Senandung ringan, manis, dan terlalu ceria untuk pagi hari.
Lalu aroma kopi menyusul, disertai suara gelas diletakkan di atas meja marmer. Dan saat ia belok dari balik tembok, ia melihatnya.
Hantu itu. Rambutnya tergerai sempurna, berkilau seperti mahkota. Duduk santai di kursi bar dapur. Memakai salah satu kemeja Adrian—yang terlalu besar di bahu. Dengan riasan minimalis yang sudah sangat I woke up like this padahal jelas-jelas tidur di sini.
Cassie mengangkat cangkir kopinya. "Pagi," sapanya ceria. "Kamu pasti Marigold, ya?" Nada suaranya terlalu ramah, nyaris palsu.
Dan Meri, masih dalam hoodie hitam kebanggaannya dan tatapan setengah sadar, cuma bisa menjawab dalam hati: Astaga. Bahkan namaku terdengar seperti tanaman herbal yang tak diundang di kebun mahal ini.
Meri menatap Cassie selama dua detik penuh—cukup lama untuk membaca seluruh energi dan auranya. Manis di luar. Militan di dalam. Tipe yang bisa melempar glitter dan racun sekaligus, lalu bilang itu 'aesthetic'.

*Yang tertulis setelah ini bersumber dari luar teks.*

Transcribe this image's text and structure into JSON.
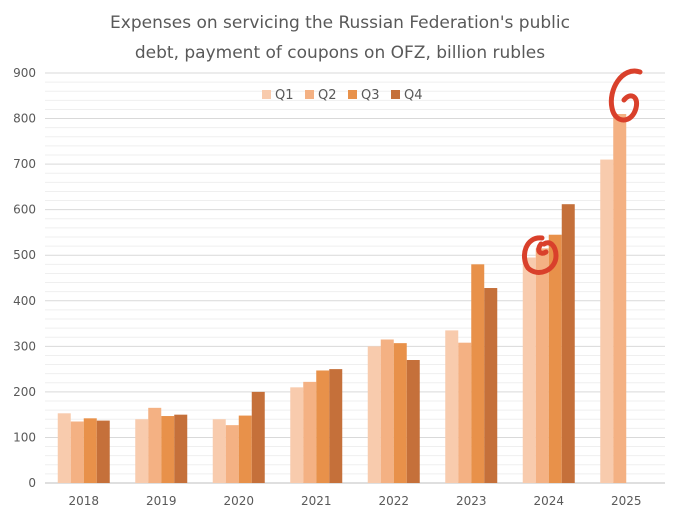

“Betul,” sahut Meri akhirnya, nada suaranya datar, tanpa emosi. “Marigold Vale. Istri kontrak. Penyihir semi-pensiun. Mantan pemilik toko bangkrut. Tentu saja, sedang direnovasi. Berkat Adrian.”
Ia membuka lemari dapur dengan ekspresi datar, mengeluarkan cangkir favoritnya—yang bergambar kucing terbang dengan teks Screw Your Aura. Lalu menyeduh teh herbal, menuangkan air panas ke cangkir dengan gerakan tenang, seolah tidak sedang disaksikan oleh perempuan yang semalam mencium suaminya. Dan mungkin lebih.
Cassie tersenyum lebar. “Oh, kamu lucu.”
“Terima kasih. Aku juga bisa mengganti warna lidah orang dengan mantra satu kata, tapi itu belum waktunya.”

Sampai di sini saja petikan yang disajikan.